The Problem is Money

"What kind of city we want is in correlation with the people we want to be and be with"

Architecture seems to be a constant battle between what should be built, what can be built and what we're not allowed to build. At the source: money, politics and power. But if "shaping the city is one of our most important rights" as people, well then shouldn't people be the main source behind what is being constructed instead of a governed power? If government continues to be the hammer in which stops, starts or drives projects, then we are losing the voice of the greater community and building for the political level rather than the collective right where the community determines urban life through landscape and building.

It's a revolving door, we need money to build, government controls money, we need land to build, government controls land uses, and we need legalized documents to build, which you guessed it, government. If we as architects try and bypass these steps we are subject to losing our license, and having our projects dismantled (as seen in the Rebel architecture video) EVEN IF IT IS FOR THE GREATER GOOD, which is our ethical duty, and our ethical duty is also to obey the laws of the government. Yes, the revolving door between what is right and what is legal. Not that what is legal cannot be right, it's just a more strained process into determining conflict and revolutions. Do we deny all current fourth graders the right to continue school because there is no place for them to study and the legalized process of building will take two years? Sorry fourth graders, but your sister in second grade will have it better off, two years to build remember. Or is the greater good to build that school and worry about consequences later?
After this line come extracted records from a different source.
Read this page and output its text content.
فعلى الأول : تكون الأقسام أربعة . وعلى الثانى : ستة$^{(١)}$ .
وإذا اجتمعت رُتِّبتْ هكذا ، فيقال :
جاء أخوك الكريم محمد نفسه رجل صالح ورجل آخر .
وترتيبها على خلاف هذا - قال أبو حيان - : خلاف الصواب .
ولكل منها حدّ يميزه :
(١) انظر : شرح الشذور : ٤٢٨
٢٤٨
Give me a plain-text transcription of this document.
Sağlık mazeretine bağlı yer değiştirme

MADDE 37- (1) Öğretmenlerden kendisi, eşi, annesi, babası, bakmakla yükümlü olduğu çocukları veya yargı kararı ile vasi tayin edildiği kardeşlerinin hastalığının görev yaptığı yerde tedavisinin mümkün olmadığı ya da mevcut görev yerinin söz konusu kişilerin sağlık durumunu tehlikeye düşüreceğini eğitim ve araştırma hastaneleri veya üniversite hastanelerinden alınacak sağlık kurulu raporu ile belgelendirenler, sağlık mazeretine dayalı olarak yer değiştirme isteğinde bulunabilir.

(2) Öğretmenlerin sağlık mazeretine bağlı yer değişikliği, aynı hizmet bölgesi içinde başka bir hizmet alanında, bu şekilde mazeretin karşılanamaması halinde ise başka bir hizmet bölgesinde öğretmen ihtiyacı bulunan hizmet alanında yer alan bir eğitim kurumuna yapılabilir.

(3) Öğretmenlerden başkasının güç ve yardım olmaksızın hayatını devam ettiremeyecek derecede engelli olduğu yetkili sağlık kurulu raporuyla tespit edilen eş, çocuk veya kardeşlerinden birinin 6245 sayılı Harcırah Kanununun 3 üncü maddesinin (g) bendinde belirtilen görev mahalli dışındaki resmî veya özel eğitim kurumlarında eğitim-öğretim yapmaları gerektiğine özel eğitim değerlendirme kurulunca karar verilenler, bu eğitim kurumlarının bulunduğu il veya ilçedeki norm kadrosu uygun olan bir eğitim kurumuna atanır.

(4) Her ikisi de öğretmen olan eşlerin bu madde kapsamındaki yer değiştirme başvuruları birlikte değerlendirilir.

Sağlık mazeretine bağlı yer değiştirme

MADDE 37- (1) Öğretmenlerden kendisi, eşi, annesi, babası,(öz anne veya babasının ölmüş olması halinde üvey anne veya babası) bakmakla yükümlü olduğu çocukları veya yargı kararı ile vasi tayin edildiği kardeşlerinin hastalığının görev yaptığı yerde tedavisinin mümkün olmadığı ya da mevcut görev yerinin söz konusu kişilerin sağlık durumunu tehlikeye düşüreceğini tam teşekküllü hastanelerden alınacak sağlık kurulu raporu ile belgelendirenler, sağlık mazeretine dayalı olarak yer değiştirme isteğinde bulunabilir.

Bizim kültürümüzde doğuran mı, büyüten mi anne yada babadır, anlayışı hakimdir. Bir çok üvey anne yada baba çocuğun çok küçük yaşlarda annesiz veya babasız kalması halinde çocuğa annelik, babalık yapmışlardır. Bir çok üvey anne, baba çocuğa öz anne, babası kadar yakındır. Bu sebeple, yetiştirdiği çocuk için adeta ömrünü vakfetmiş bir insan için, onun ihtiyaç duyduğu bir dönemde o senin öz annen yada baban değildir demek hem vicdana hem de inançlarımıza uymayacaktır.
It seems that this alternative model of citizen participation is a good way to create places for everyone, yet politics aren't always on the side of the masses. The government is choosing where the money goes, whether that be to $380,000 pavement rather than to workable buildings, it is out of the public's hand, and that needs to change. The problem is money and non involved people not listening to fully committed people. "Architecture should be a reason to come together".